Pemerintah resmi menerbitkan Peraturan Presiden Nomor 26 Tahun 2026 untuk membuka peluang bagi Badan Layanan Umum di bidang energi melakukan impor minyak mentah, bahan bakar minyak, dan liquefied petroleum gas demi menjaga ketahanan energi nasional pada akhir Mei 2026.
Regulasi baru ini memberikan fleksibilitas pengadaan energi dari luar negeri melalui tiga jalur utama, yaitu kesepakatan antar-pemerintah, kerja sama Pemerintah Pusat dengan penyedia luar negeri, serta kemitraan badan usaha domestik dengan pemasok internasional.
Langkah strategis tersebut diambil antara lain untuk memfasilitasi komitmen impor minyak sebesar 150 juta barel dari Rusia yang telah disepakati Presiden Prabowo Subianto secara bertahap hingga akhir tahun 2026.
Wakil Menter Energi dan Sumber Daya Mineral Yuliot Tanjung menjelaskan bahwa pemerintah mengoptimalkan lembaga yang sudah ada di lingkungan Kementerian ESDM, salah satunya Balai Besar Pengujian Minyak dan Gas bumi atau Lemigas, untuk menjalankan fungsi pengadaan tersebut.
"Jadi kita akan mengoptimalkan penggunaan ini BLU yang ada di antaranya adalah Lemigas," ujar Yuliot, Jumat (29/5/2026).
Yuliot menambahkan bahwa regulasi ini diproyeksikan sebagai payung hukum agar proses pengadaan yang melibatkan berbagai variasi harga, asal negara, dan waktu pengiriman tidak memicu persoalan legalitas di masa depan.
"Jadi dari perpes itu pengadaan crude itu bisa berasal dari produksi dalam negeri, dari perusahaan K3S dalam negeri. Jadi karena ada keterbatasan suplai secara global, jadi kalau ada komitmen ekspor yang dari perusahaan K3S itu bisa dipasarkan dalam negeri. Dan harganya itu sesuai dengan harga ICP, jadi untuk tidak merugikan perusahaan KKKS sendiri," ungkap Yuliot.
Kebijakan ini juga menjadi solusi bagi PT Pertamina (Persero) yang menghadapi kendala sanksi internasional serta keterikatan pada obligasi global jika melakukan impor minyak secara langsung dari Rusia.
"Jadi, dari regulasi ini, (Lemigas) bisa melakukan impor," ujar Yuliot di Kantor Kementerian ESDM Jakarta.
Yuliot kembali menegaskan fleksibilitas aturan ini dalam mengakomodasi berbagai skema pengadaan komoditas migas oleh lembaga non-BUMN.
"Dan juga ini ada ruang, jadi pengadaan itu melalui BLU di bidang energi. Pengaturan ini juga dalam Perpres 26 ini sudah diatur.

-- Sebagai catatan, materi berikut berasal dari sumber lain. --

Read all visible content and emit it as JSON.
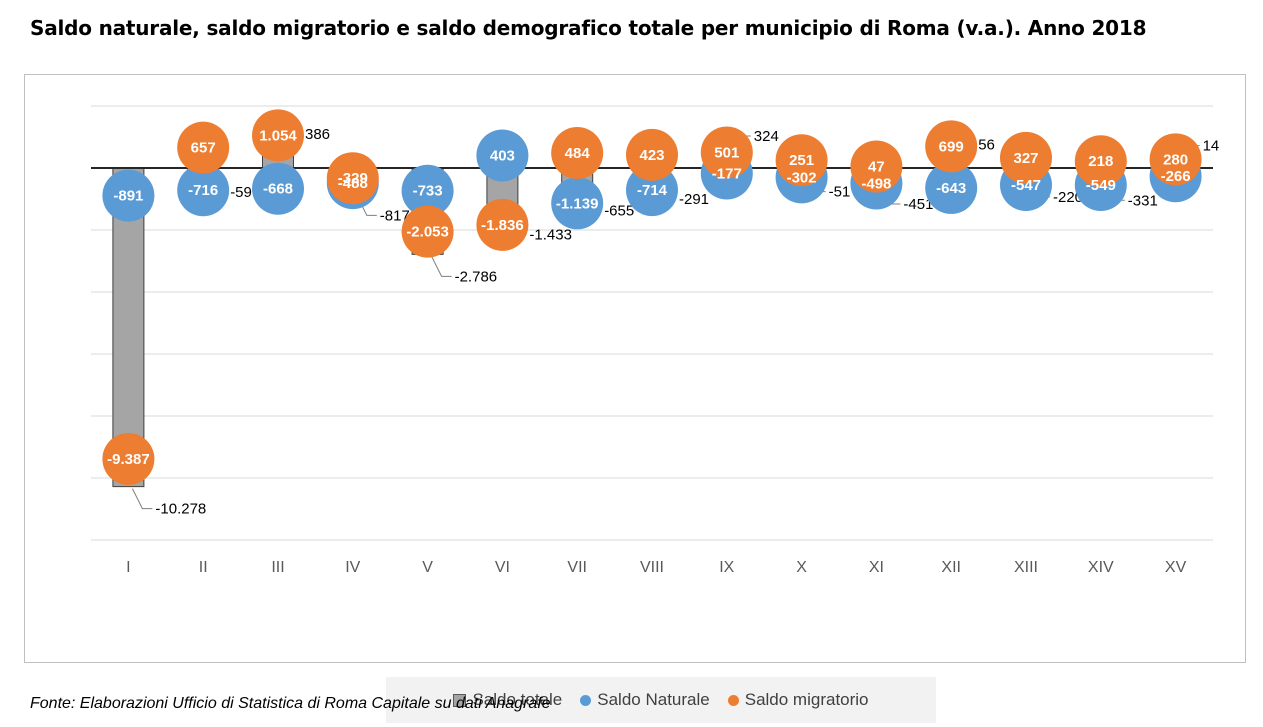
{
  "title": "Saldo naturale, saldo migratorio e saldo demografico totale per municipio di Roma (v.a.). Anno 2018",
  "source": "Fonte: Elaborazioni Ufficio di Statistica di Roma Capitale su dati Anagrafe",
  "chart_data": {
    "type": "bar",
    "categories": [
      "I",
      "II",
      "III",
      "IV",
      "V",
      "VI",
      "VII",
      "VIII",
      "IX",
      "X",
      "XI",
      "XII",
      "XIII",
      "XIV",
      "XV"
    ],
    "ylim": [
      -12000,
      2000
    ],
    "grid": true,
    "legend_position": "bottom",
    "series": [
      {
        "name": "Saldo totale",
        "kind": "bar",
        "color": "#a5a5a5",
        "values": [
          -10278,
          -59,
          386,
          -817,
          -2786,
          -1433,
          -655,
          -291,
          324,
          -51,
          -451,
          56,
          -220,
          -331,
          14
        ],
        "labels": [
          "-10.278",
          "-59",
          "386",
          "-817",
          "-2.786",
          "-1.433",
          "-655",
          "-291",
          "324",
          "-51",
          "-451",
          "56",
          "-220",
          "-331",
          "14"
        ]
      },
      {
        "name": "Saldo Naturale",
        "kind": "dot",
        "color": "#5b9bd5",
        "values": [
          -891,
          -716,
          -668,
          -488,
          -733,
          403,
          -1139,
          -714,
          -177,
          -302,
          -498,
          -643,
          -547,
          -549,
          -266
        ],
        "labels": [
          "-891",
          "-716",
          "-668",
          "-488",
          "-733",
          "403",
          "-1.139",
          "-714",
          "-177",
          "-302",
          "-498",
          "-643",
          "-547",
          "-549",
          "-266"
        ]
      },
      {
        "name": "Saldo migratorio",
        "kind": "dot",
        "color": "#ed7d31",
        "values": [
          -9387,
          657,
          1054,
          -329,
          -2053,
          -1836,
          484,
          423,
          501,
          251,
          47,
          699,
          327,
          218,
          280
        ],
        "labels": [
          "-9.387",
          "657",
          "1.054",
          "-329",
          "-2.053",
          "-1.836",
          "484",
          "423",
          "501",
          "251",
          "47",
          "699",
          "327",
          "218",
          "280"
        ]
      }
    ]
  }
}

Dan juga kondisi yang ada itu adalah kalau kita lihat ini pengadaan ini kan bisa perbedaan berasalkan harga, waktu pengadaan," ujar Yuliot.
Melalui kepastian hukum dalam beleid baru ini, pemerintah memayungi seluruh proses transaksi impor demi menghindari celah pelanggaran hukum.
"Kemudian berasalkan negara, kemudian waktu pengiriman. Jadi ini kita payungi jadi, sehingga nanti tidak menimbulkan ada ruang permasalahan hukum di belakang hari," ungkap dia.
Di sisi lain, Ekonom Senior Center of Reform on Economics Indonesia Muhammad Ishak Razak mengingatkan pemerintah untuk memperketat pengawasan terhadap jalannya skema baru ini.
“Yang paling utama pengawasan harus diperkuat sehingga potensi moral hazard dari BLU baru tidak menjadi sarang korupsi dan sumber inefisiensi pengadaan impor minyak,” ujarnya kepada Bisnis, Kamis (28/5/2026).
Ishak menilai kebijakan tersebut cenderung menjadi langkah pragmatis jangka pendek yang berisiko memperbesar defisit neraca migas serta menekan nilai tukar rupiah.
“Impor skala besar ini tetap saja akan memperbesar defisit migas, meningkatkan kebutuhan devisa dolar, dan menekan nilai tukar rupiah yang sudah dalam posisi lemah,” tuturnya.
Ia berpendapat bahwa ketergantungan terhadap pasokan luar negeri akan semakin dalam apabila tata kelola ini tidak dibarengi dengan pembenahan produksi minyak hulu domestik.
“Secara struktural, kebijakan ini tidak menyentuh akar masalah yaitu menurunnya produksi minyak domestik sehingga berpotensi mendalamkan ketergantungan impor jangka panjang alih-alih memperkuat ketahanan dan kemandirian energi nasional,” kata Ishak.